Passing key information can be useful if a progression modulates (moves to another key). We may also leave out the key information if there doesn't occur any modulation as shown in the first tree.

Let's sum up what we just did: We introduced a method of expressing harmonic relations in a hierarchical manner by recursively applying only two core operations (preparation and prolongation). Then we derived the diatonic chord sequence Am-Dm-G-C using these rules in a tree-style fashion.

Expressing Harmonic Relations as Context-Free Grammar Rules

Our goal now is to create those derivations computationally by an algorithm. Therefore, we first have to formalize the preparation and prolongation rules. If you have any background in linguistic or theoretical computer science, you surely learned about context-free grammar. A context-free grammar contains a set of rules to generate the strings of a formal language. In our case, strings are chord progressions. A rule will have one of the following forms:

\[A \rightarrow B\]

\[A \rightarrow B\ C\]

\[A \rightarrow a\]

These rules mean that the symbol on the left is replaced by what's on the right hand side. There are two kinds of symbols: terminal and non-terminals. Only non-terminals can appear on the left side, meaning that a terminal cannot be further replaced anymore. In this example, a represents a terminal while A, B and C represent non-terminals.

Ok, enough theory - let's see how we can come up with context-free grammar rules which resemble preparation and prolongation rules. We will now define enough rules to derive the Am-Dm-G-C again. Let's start with the prolongation rule:

\[ I \rightarrow I\ I \]

When viewed in comparison to the trees, we can interpret the left hand side of a rule as a parent node whose child nodes are defined by the right hand side of the rule. Therefore, the preparation rule where the V prepares the I looks like this:

\[ I \rightarrow V\ I \]

Next, the I-vi substitution is defined as:

\[ I \rightarrow vi \]

Finally, we map the scale degrees to chord symbols which are our terminal symbols:

\[ I \rightarrow C \]

\[ ii \rightarrow Dm \]

\[ V \rightarrow G \]

\[ vi \rightarrow Am \]

That's it! Now, we can write a sequence of derivations using these rules to generate the Am-Dm-G-C progression:

\[ I \rightarrow I\ I \]

\[ I\ \color{red}{I} \rightarrow I\ \color{red}{V\ I} \]

\[ I\ \color{red}{V}\ I \rightarrow I\ \color{red}{ii\ V}\ I \]

\[ \color{red}{I}\ ii\ V\ I \rightarrow \color{red}{vi}\ ii\ V\ I \]

\[ \color{red}{vi}\ ii\ V\ I \rightarrow \color{red}{Am}\ ii\ V\ I \]

\[ Am\ \color{red}{ii}\ V\ I \rightarrow Am\ \color{red}{Dm}\ V\ I \]

\[ Am\ Dm\ \color{red}{V}\ I \rightarrow Am\ Dm\ \color{red}{G}\ I \]

\[ Am\ Dm\ G\ \color{red}{I} \rightarrow Am\ Dm\ G\ \color{red}{C} \]

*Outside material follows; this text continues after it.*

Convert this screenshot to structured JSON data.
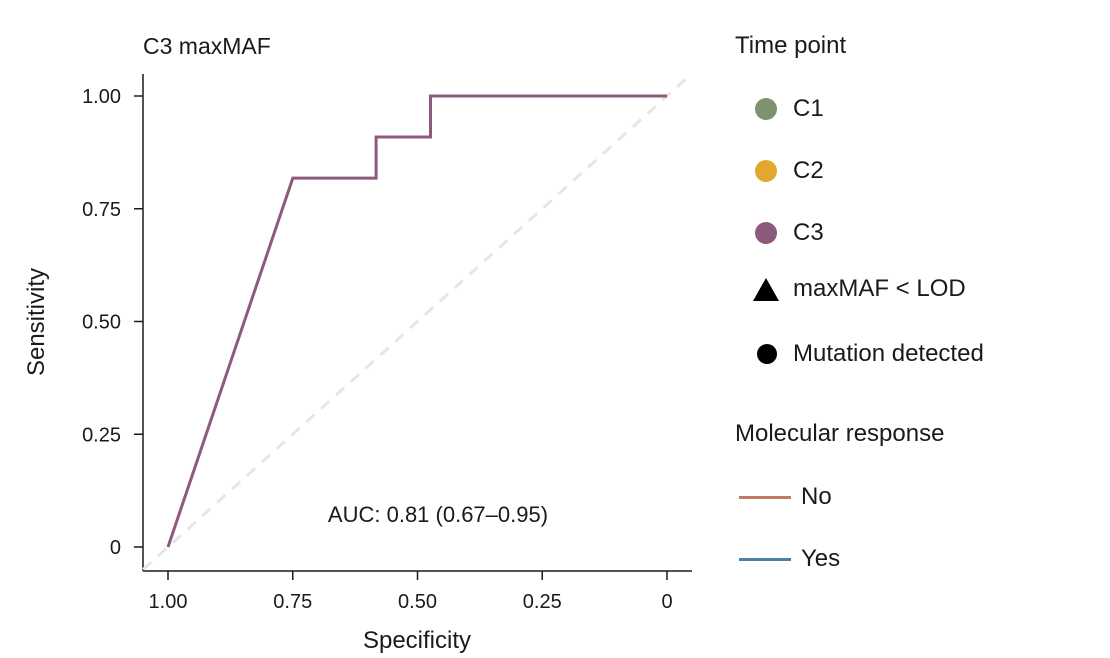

Of course, we need a couple more rules to express every preparation and prolongation rule in all keys. So now we got a formal framework to generate musically coherent harmonic sequences. Even more interesting, we can take existing progressions and come up with derivations automatically using a parser. A parser is an algorithm, that takes grammar rules and a string (our progression) as input and outputs all possible derivation sequences of that string using the supplied grammar. This means, we can automatically generate trees to analyse any given chord progression! In fact, such a parser is fairly easy to implement but we won't go into that for now.

Conclusion

We only scratched the surface of it but I hope I could gave you a comprehensible introduction into Martin Rohrmeier's framework to generate and analyse harmonic sequences. For more advanced pieces, additional rules will be required which we haven't covered yet (for example substitution and modulation rules). In addition, one thing to keep in mind is that the presented method only produces coherent chord progressions. Generating entire pieces also involves incorporating melody and rhythm into the harmonic structure. We should also note that in music, played chords may not and don't have to be related to each other which Rohrmeier refers to as improper harmony! To conclude, I think the presented concepts are still quite impressive especially from a computer science perspective.